Wytches, Volume One
Scott Snyder (Writer), Jock (Artist), Matt Hollingsworth (Colours), Clem Robins (Letters)
A personal and unique horror comic from the current Batman writer Scott Snyder, with incredible mind altering, horrific and beautiful art from Jock they have produced a very creepy comic well worth the time to pick up. The titular Wytches are quite frankly terrifying creations, they are have little to no relation with any form or incarnation of a Witch you may come across; pointy hats, magic brewing or even spells are entirely absent from this tribe of haunting creatures living in the trees, deformed and twisted faces of distorted muscles and dripping animalistic blurry behaviour are spectral in their fear.
Snyder provides his usual solid plotting, good dialogue and inflections of the personal that so often inhabits his work on Batman, yet Wytches is quite clearly the closest thing he has done to exploring his own emotions and expressions on parenting and the responsibility of growing up and looking after your child. There is certainly potential here for examining the theme of parenthood and children on modern comic production, between this and Saga by Brian K Vaughan and Fiona Staples you would have a solid beginning for analysis.

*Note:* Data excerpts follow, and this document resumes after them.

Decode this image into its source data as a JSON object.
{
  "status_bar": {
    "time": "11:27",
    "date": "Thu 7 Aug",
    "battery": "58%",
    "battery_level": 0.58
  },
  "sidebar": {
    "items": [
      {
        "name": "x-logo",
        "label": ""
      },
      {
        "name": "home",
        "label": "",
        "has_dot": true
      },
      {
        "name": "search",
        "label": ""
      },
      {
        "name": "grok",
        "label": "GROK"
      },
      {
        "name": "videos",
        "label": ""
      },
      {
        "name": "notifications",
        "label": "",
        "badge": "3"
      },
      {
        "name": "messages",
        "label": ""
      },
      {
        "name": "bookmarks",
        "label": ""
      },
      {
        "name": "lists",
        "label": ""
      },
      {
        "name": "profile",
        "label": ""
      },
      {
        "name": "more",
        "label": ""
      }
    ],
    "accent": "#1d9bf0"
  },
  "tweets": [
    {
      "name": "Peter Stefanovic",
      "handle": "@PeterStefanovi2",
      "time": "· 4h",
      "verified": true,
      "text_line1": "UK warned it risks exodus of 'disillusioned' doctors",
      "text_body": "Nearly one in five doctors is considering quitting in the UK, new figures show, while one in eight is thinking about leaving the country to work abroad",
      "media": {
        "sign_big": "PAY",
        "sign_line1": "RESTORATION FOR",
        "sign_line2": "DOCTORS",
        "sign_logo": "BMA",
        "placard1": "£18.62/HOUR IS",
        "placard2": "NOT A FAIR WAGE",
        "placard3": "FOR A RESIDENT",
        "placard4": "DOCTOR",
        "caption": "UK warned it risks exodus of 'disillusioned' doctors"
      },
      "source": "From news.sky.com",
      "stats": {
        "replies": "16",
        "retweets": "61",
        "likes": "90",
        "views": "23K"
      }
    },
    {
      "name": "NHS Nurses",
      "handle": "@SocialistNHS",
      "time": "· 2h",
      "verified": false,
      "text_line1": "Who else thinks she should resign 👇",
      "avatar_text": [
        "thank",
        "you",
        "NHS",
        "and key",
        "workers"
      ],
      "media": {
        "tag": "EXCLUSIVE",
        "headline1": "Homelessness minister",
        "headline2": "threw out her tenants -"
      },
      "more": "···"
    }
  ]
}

But I feel it’s the art by Jock that shines in this, it is an artistic display of duality, the covers are alluring and haunting, beautiful and terrifying. The humans have individual nuances and character flairs, painted in a creepy town in a rural setting by a dark dark wood. The pages often drip with colour, specks of paint flicking across the pages of a character’s traumatic discovery or ending. Plus this first volume has a quite rightly celebratory quote from Stephen King himself, which should prove worthy enough to pick it up.
The Daylight Gate
Another Winterson, another batch of witches, this time covering the Pendle Witch Trials in Lancashire, England in 1612. A fictionalised retelling of a sadly true historical event, Winterson’s bold and brash tale is a harsh portrayal of the blind male hysteria and targeted female outcasts of the witch trials, yet the dark power of the devil is not entirely absent from their dealings. An entertaining read, brief and striking with the themes and actions covered by Winterson, it’s a certainly very different perspective on a witch trial, and the portrayal of perhaps more traditional witches in a poverty stricken landscape of religious manoeuvring. It is clearly not Winterson’s best work, Shakespeare makes a cameo at one point watching a performance of The Tempest, though despite my fears it fortunately does not turn into a 17th century England version of Forest Gump. What is successful is the memorably brutal portrayal of the witches and the sexual power and relationships between the characters, something Winterson is clearly adapt at producing.
Both of these are a far cry from Mildred Hubble and Ethel Hallow however.